There’s bleak news as perennial underdogs Super Aguri finally go under and withdraw from the championship. The grid shrinks to 20 drivers and cost reduction leaps straight to the top of everyone’s agenda.

In Turkey Ferrari are once again unstoppable. Massa jokes that he should ask for a Turkish passport after a third consecutive victory at Istanbul Park, ahead of Hamilton and Raikkonen. His Brazilian countryman Rubens Barrichello steps into the record books, becoming the most experienced driver in F1 history with 257 race starts.

Two weeks later at an unseasonably drizzly Monaco, Ferrari lock out the front row of the grid and threaten to reign supreme. But Hamilton quickly reminds everyone of his skills in the wet. Overcoming an early brush with the barriers and subsequent puncture, the British driver switches to a one-stop strategy, capitalizes on the safety car period (prompted by a heavy shunt for Rosberg), and ends victorious.

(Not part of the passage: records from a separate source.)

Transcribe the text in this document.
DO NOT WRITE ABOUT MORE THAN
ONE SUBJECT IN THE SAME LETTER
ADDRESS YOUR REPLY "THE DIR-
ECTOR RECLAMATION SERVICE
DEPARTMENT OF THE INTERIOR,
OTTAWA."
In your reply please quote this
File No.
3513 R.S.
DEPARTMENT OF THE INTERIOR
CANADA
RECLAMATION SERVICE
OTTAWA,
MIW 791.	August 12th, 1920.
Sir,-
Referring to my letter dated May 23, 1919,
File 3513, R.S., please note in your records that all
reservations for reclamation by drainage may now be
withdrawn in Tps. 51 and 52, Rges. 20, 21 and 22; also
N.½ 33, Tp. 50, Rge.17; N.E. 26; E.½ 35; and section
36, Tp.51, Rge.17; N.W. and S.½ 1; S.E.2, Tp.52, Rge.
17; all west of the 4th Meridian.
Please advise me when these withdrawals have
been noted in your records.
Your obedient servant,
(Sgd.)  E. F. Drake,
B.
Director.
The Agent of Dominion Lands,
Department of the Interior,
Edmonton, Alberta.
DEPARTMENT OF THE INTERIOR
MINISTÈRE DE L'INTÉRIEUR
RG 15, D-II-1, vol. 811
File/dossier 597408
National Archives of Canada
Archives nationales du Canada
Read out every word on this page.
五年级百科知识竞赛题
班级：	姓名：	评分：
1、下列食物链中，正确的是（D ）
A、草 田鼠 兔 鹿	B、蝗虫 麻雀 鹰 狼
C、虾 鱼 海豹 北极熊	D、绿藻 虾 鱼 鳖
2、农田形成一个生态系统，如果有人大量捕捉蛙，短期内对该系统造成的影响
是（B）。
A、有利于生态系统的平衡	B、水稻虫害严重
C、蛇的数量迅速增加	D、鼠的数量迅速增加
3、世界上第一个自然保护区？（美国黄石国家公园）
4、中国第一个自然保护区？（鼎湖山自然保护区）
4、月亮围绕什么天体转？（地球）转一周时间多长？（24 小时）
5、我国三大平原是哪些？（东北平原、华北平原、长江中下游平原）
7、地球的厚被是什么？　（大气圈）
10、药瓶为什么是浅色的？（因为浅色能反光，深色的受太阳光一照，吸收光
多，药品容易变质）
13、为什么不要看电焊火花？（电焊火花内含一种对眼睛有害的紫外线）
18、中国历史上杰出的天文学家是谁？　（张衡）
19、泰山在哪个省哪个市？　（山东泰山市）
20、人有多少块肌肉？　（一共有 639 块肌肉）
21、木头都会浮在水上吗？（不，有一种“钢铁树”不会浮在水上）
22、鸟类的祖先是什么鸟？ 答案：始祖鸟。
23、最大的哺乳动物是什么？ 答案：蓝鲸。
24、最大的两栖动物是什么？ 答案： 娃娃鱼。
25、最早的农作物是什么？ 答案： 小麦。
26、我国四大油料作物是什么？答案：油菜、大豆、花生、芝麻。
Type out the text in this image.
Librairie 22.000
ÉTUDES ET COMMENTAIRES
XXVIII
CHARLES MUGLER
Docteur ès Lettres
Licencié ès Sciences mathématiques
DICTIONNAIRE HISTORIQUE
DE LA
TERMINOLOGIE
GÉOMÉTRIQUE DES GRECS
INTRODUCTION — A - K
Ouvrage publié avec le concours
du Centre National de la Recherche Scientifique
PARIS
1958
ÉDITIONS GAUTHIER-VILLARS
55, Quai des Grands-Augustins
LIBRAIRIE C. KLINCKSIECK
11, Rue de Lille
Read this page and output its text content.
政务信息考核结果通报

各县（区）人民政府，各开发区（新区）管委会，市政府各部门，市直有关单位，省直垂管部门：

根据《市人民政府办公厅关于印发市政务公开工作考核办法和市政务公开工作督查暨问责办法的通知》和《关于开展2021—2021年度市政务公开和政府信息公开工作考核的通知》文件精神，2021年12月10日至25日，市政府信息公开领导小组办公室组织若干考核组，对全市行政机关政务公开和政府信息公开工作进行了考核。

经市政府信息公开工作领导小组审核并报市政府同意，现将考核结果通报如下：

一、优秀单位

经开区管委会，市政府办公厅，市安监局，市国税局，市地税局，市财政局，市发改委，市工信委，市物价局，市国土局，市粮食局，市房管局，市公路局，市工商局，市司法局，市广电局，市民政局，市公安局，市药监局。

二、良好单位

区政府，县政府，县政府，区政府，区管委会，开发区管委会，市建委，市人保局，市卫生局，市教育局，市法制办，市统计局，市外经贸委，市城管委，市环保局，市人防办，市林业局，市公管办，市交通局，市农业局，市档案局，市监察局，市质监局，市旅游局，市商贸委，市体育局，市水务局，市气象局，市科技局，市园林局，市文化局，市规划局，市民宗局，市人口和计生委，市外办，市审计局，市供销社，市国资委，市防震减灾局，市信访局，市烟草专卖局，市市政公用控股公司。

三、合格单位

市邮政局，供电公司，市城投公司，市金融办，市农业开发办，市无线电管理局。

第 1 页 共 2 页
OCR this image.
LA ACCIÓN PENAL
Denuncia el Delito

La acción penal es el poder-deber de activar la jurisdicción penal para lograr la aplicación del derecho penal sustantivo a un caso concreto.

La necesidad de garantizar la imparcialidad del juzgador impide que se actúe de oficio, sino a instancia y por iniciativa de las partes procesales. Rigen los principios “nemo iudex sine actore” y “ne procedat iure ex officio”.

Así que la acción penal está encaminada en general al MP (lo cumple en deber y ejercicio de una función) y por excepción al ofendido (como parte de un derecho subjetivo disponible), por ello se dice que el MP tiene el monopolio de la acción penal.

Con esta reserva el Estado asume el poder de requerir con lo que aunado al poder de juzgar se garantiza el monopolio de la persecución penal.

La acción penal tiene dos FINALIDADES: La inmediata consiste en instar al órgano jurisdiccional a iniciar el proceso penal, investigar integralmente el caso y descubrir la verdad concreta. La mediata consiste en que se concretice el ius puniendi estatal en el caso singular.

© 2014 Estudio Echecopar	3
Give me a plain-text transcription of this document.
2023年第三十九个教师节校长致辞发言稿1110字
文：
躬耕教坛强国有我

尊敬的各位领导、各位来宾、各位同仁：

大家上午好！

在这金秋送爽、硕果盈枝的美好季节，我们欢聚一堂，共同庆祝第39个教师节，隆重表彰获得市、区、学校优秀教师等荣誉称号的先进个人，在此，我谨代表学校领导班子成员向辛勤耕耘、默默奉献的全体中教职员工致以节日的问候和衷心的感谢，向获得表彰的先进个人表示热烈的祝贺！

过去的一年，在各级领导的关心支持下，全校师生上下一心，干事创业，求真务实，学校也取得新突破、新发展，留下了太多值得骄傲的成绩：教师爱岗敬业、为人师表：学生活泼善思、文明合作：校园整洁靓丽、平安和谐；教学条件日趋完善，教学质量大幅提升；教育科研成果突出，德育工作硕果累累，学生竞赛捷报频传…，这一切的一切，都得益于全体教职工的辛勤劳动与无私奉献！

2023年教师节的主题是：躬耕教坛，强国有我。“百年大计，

An ‘over the moon’ Hamilton celebrates in parc ferme with a host of celebrities including hip-hop mogul P Diddy. Toro Rosso also make merry, after wunderkind Sebastian Vettel clinches fifth on the STR03’s (delayed) race debut. Force India rue losing out on their first-ever points, after an out-of-control Raikkonen takes Adrian Sutil off late in the race.

So, with the season’s first phase over, the championship fight looks tight with Hamilton (38), defending champion Raikkonen (35), Massa (34) and Kubica (32) all firmly in the running. In the constructors’ standings, Ferrari are safely clear of the opposition, with 69 points to McLaren’s 53 and BMW Sauber’s 52.